離婚を考え始めると、住まいやお金のことと一緒に「将来の年金はどうなるんだろう」という不安が出てきます。婚姻期間中に納めた厚生年金には「年金分割」という制度があり、正しく手続きすれば将来受け取る年金額に反映されます。仕組みを知っておくだけでも、先の見通しが立てやすくなります。
年金分割で分けられるもの
年金分割は、老後に受け取る年金そのものを2人で分け合う制度ではなく、婚姻期間中に納めた厚生年金の「保険料納付記録」を分け合う制度です。

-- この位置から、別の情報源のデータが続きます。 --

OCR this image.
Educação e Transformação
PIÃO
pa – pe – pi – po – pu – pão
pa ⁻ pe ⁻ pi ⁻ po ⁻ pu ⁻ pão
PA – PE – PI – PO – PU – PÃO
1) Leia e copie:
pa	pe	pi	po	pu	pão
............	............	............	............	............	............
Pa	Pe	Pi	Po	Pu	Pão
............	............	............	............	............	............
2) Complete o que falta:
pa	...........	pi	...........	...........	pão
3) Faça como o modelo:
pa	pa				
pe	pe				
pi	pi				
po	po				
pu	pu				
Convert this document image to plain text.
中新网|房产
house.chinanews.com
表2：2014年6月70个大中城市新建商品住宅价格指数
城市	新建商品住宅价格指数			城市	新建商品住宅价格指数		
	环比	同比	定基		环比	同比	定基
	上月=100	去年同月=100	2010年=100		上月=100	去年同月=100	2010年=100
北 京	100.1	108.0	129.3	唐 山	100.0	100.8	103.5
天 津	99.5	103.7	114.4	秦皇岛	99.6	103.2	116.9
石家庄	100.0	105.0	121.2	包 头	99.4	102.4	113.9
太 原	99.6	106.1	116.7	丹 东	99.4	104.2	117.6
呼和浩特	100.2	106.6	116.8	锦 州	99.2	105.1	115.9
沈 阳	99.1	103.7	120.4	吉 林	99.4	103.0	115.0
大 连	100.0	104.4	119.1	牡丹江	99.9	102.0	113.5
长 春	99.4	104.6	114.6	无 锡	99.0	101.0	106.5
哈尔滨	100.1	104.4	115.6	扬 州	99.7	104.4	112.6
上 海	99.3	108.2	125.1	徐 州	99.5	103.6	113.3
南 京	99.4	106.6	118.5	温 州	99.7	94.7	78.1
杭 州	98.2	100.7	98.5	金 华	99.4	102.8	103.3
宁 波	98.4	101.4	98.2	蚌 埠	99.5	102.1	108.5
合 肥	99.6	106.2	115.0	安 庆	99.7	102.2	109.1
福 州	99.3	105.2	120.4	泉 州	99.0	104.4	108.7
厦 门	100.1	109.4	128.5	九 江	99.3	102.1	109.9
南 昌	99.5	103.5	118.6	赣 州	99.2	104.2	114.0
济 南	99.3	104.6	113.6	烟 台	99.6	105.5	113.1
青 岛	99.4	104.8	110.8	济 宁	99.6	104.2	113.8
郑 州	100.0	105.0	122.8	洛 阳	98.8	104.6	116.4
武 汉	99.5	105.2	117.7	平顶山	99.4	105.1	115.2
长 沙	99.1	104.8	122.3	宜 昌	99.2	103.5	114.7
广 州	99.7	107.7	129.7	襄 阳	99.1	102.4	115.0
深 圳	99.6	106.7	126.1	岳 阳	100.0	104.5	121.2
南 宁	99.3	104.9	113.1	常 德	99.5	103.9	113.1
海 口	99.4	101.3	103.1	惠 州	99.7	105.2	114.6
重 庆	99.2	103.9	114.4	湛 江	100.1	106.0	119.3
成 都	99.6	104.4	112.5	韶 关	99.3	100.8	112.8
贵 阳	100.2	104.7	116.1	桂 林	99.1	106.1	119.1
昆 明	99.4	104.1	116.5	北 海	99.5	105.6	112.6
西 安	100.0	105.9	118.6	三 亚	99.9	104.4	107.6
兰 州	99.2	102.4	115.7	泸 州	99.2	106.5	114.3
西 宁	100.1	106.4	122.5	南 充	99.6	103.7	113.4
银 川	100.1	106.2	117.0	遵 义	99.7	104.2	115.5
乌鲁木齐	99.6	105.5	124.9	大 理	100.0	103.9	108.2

- 対象になるのは厚生年金の記録のみで、国民年金(基礎年金)は対象外
- 分割の割合は婚姻期間や働き方によって変わり、話し合いや裁判所の手続きで決める場合もある
- 分割を受けても、実際に年金として受け取れるのは自分が年金を受給する年齢になってから
覚えておきたいポイント。年金分割には請求できる期限があります。原則として離婚した翌日から2年以内に手続きをしないと請求できなくなるため、後回しにしないことが大切です。
分割の種類を知っておく
- 合意分割:夫婦の合意、または裁判所の手続きで分割割合を決める方法。婚姻期間全体が対象になりうる
- 3号分割:会社員や公務員の配偶者に扶養されていた期間(第3号被保険者だった期間)について、合意がなくても2分の1に分割できる制度
自分の働き方や加入していた年金の種類によって、どちらの制度が使えるかが変わります。
手続きを進める前に確認すること
- 年金事務所で「年金分割のための情報通知書」を取り寄せ、婚姻期間中の年金記録を確認する
- 分割割合について相手と話し合いがまとまるか、まとまらない場合は家庭裁判所の手続きが必要になることを知っておく
- 離婚が成立した後、忘れずに年金事務所で分割の請求手続きを行う
情報通知書は離婚前でも取り寄せられるので、話し合いの材料として早めに確認しておくと安心です。
困ったときの相談先
- 年金事務所:年金分割の仕組みや情報通知書の取り寄せ方について相談できます。
- 法テラス:分割割合の話し合いや離婚手続き全般について弁護士への無料相談が利用できます。
- 警察相談専用ダイヤル #9110:身の危険を感じる状況での相談先です。緊急時は110番を。
- 各自治体の女性相談窓口:離婚後の生活や手続きをまとめて相談できます。
将来のお金の話は後回しにしがちですが、期限があるからこそ早めに知っておくことが自分を守ることにつながります。